Diagnose: akute Gemüseblindheit. Von Supermarkt-Angestellten mit Tomaten auf den Augen und Veganern mit großem Redebedarf.

Neulich im Supermarkt: Der junge Mann an der Kasse sah mit wachsender Nervosität auf das Gemüse, das da am Ende der Warenkette auf ihn wartete. Er scannte und scannte, schließlich ließ sich der Griff zum Rettich nicht mehr vermeiden. Er hielt ihn hoch, drehte ihn, sah uns unsicher an und fragte: „Sellerie?“ Nein, nicht ganz.
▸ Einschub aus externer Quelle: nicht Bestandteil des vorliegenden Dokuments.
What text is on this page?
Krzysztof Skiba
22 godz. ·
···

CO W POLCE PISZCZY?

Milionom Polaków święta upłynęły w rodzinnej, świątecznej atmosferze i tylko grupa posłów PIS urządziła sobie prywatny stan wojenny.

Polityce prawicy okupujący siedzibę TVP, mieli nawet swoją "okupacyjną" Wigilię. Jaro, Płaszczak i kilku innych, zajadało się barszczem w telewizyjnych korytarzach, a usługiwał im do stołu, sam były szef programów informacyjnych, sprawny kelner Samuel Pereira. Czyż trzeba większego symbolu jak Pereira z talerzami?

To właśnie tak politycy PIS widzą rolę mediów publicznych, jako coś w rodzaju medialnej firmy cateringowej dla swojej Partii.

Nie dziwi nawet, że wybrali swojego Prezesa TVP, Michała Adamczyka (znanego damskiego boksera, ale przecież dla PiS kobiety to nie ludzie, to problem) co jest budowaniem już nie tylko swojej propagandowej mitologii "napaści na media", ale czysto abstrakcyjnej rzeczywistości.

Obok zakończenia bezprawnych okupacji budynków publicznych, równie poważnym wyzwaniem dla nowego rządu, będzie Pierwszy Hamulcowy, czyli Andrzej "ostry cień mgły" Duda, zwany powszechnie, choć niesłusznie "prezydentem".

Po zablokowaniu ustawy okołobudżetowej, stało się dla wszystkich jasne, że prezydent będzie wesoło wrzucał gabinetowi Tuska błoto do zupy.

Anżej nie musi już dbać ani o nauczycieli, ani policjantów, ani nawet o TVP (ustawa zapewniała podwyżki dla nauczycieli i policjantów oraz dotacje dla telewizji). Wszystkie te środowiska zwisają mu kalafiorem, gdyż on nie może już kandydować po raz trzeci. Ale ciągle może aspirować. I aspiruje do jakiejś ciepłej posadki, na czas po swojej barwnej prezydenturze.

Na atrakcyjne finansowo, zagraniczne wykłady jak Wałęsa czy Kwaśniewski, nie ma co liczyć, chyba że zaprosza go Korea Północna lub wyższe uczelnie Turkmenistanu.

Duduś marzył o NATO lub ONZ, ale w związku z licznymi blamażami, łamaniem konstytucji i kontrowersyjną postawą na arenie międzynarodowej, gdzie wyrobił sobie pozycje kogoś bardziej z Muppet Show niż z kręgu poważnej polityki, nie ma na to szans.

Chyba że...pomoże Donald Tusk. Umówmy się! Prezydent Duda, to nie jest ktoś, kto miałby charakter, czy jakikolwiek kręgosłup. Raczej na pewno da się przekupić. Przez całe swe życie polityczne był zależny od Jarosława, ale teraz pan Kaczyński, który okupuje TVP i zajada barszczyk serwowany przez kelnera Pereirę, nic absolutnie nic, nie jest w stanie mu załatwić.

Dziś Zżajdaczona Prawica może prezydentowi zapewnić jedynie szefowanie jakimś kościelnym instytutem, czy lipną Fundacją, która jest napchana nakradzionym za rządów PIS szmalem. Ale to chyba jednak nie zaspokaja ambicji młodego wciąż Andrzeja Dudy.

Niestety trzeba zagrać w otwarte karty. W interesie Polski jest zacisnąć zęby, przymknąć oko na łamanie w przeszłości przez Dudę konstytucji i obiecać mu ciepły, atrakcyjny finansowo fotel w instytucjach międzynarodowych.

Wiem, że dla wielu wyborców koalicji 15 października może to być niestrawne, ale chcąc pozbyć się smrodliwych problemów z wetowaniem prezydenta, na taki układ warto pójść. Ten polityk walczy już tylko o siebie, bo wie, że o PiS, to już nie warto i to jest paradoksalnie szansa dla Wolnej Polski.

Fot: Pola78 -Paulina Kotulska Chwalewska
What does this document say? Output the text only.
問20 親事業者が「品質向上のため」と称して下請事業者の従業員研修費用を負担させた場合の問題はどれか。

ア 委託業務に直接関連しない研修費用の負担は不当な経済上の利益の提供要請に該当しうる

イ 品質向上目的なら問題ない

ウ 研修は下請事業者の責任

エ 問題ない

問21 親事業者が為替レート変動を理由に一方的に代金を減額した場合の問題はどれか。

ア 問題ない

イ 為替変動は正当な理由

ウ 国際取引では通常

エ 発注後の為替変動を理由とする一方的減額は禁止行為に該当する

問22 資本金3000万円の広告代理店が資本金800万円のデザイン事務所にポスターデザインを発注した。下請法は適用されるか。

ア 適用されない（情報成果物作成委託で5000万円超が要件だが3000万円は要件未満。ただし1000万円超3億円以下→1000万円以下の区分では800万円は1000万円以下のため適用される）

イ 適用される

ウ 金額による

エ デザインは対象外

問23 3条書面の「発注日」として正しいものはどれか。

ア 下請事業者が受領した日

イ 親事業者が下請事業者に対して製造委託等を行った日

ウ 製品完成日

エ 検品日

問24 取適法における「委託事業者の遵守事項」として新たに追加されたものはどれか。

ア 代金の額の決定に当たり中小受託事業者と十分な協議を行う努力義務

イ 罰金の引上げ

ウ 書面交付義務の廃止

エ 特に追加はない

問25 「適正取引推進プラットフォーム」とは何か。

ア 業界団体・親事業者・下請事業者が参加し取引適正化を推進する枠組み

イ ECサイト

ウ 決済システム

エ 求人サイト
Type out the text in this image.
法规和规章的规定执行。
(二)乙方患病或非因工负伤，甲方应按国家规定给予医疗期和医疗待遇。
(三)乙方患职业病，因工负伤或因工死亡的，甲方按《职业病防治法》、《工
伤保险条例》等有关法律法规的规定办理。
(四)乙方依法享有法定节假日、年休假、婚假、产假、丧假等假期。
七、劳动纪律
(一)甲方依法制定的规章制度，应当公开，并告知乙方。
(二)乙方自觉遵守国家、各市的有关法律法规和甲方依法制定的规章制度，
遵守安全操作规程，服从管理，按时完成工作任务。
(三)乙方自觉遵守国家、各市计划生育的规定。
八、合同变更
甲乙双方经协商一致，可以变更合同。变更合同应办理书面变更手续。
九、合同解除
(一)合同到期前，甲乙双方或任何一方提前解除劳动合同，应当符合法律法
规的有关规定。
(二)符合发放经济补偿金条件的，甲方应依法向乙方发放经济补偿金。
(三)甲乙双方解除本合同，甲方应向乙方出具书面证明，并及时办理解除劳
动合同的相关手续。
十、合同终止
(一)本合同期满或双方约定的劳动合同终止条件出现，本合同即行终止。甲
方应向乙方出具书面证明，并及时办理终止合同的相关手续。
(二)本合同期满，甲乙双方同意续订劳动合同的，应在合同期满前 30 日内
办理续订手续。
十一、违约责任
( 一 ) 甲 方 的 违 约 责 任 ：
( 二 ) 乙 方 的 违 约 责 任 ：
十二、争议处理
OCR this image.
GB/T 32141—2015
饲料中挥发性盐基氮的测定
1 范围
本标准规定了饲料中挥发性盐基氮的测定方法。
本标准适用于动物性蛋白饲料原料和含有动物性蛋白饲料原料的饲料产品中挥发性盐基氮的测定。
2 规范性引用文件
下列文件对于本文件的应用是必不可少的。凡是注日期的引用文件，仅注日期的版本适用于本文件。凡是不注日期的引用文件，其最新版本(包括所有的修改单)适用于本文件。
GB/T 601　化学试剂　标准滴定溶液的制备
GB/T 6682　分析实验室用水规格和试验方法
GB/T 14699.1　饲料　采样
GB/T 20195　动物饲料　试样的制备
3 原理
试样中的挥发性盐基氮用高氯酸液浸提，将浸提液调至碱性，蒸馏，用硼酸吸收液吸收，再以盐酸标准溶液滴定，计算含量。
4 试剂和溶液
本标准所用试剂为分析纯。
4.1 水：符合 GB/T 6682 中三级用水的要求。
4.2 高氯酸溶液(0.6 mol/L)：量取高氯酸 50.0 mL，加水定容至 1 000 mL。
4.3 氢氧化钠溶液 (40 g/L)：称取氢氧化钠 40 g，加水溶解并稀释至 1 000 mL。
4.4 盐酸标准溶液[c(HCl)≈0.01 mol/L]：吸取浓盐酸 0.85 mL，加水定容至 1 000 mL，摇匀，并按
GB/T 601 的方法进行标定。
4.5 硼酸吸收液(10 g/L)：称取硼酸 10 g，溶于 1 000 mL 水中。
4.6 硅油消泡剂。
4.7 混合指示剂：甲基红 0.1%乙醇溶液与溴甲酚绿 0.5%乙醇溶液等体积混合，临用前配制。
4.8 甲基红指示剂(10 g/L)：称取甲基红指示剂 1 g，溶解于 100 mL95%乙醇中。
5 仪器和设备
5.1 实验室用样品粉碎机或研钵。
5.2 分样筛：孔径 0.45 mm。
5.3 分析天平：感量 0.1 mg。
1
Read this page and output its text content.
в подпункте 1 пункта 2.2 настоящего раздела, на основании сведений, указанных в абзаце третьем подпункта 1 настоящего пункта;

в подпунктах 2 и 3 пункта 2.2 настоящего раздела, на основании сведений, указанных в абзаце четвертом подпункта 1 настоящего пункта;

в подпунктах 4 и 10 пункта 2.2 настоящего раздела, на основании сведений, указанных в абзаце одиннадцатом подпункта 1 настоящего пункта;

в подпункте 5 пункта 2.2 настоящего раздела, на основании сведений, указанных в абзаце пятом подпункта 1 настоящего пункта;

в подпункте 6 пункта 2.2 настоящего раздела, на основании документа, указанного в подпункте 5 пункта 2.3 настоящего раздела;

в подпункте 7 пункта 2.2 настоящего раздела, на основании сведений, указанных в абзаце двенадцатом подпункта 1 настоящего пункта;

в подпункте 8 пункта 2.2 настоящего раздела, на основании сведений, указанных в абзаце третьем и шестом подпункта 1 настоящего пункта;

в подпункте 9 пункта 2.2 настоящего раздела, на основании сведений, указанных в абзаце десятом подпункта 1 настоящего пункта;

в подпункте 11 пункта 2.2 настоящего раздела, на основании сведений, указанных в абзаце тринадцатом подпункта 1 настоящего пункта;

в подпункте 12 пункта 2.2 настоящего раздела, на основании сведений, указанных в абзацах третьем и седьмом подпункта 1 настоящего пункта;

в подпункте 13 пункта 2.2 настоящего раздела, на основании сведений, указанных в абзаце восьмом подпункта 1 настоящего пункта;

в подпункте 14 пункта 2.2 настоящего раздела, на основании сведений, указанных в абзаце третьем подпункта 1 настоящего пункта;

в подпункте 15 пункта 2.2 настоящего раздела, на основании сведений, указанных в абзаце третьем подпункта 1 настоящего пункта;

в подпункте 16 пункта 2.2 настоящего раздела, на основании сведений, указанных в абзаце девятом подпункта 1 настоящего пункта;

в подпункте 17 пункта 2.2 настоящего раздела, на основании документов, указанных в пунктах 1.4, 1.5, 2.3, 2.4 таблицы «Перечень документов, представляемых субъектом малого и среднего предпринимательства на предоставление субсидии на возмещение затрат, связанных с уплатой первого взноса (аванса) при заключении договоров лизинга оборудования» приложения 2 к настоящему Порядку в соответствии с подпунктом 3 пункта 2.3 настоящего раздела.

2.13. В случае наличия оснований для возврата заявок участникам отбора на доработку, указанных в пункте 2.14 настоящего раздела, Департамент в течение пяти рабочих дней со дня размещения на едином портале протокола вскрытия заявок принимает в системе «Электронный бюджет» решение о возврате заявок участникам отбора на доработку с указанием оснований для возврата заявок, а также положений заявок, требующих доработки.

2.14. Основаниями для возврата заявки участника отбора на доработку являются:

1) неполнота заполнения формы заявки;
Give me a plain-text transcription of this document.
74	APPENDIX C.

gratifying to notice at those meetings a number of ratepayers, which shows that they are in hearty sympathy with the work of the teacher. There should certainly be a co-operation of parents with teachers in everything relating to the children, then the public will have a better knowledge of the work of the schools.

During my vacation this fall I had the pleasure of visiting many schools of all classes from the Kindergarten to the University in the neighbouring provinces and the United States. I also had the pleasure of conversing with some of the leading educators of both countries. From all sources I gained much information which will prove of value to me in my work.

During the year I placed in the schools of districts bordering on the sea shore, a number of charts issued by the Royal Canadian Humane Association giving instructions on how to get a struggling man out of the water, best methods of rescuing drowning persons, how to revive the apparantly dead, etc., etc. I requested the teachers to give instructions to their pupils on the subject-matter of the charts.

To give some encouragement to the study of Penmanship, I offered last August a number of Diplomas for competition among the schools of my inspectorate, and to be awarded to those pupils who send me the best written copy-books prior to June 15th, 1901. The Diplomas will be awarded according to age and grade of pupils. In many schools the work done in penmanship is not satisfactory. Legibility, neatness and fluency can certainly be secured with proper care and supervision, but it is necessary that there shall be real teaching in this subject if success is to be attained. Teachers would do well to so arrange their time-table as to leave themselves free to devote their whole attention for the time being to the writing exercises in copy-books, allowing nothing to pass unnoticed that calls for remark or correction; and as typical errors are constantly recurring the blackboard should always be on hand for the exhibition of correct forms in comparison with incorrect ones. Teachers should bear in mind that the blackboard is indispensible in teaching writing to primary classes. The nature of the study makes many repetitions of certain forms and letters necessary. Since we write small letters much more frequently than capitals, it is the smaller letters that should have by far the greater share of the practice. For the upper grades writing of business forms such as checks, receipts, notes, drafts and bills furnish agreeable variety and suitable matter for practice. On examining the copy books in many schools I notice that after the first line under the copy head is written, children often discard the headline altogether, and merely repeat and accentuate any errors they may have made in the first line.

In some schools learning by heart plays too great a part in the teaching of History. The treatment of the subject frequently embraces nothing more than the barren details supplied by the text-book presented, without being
Wenige Monate vorher war Ähnliches passiert, als eine junge Kollegin von ihm ein Suppenbund in die Hand nahm und sich wunderte: „Was ist das denn?“

Die Frage ist berechtigt. Was ist los, warum leiden so viele Leute unter einer akuten Gemüseblindheit? Man könnte die Unwissenheit ja noch verstehen, wenn es um exotische fruchtige Regalbewohner wie Litschis, Rambutan oder Persimonen ginge. Aber Rettich und Suppenbund sollte man als erwachsener Mensch in diesem Kulturkreis ruhig schon mal begegnet sein. Oder handelt es sich hier um Opfer von Fertigfutter, von Convenience Food, die Kartoffeln nur noch als Pommes erkennen, die denken, Fisch gebe es nur als Stäbchen oder Sushi, und die auch annehmen, Hähnchen existierten in der freien Natur in kleinen mit Panade überzogenen Stücken?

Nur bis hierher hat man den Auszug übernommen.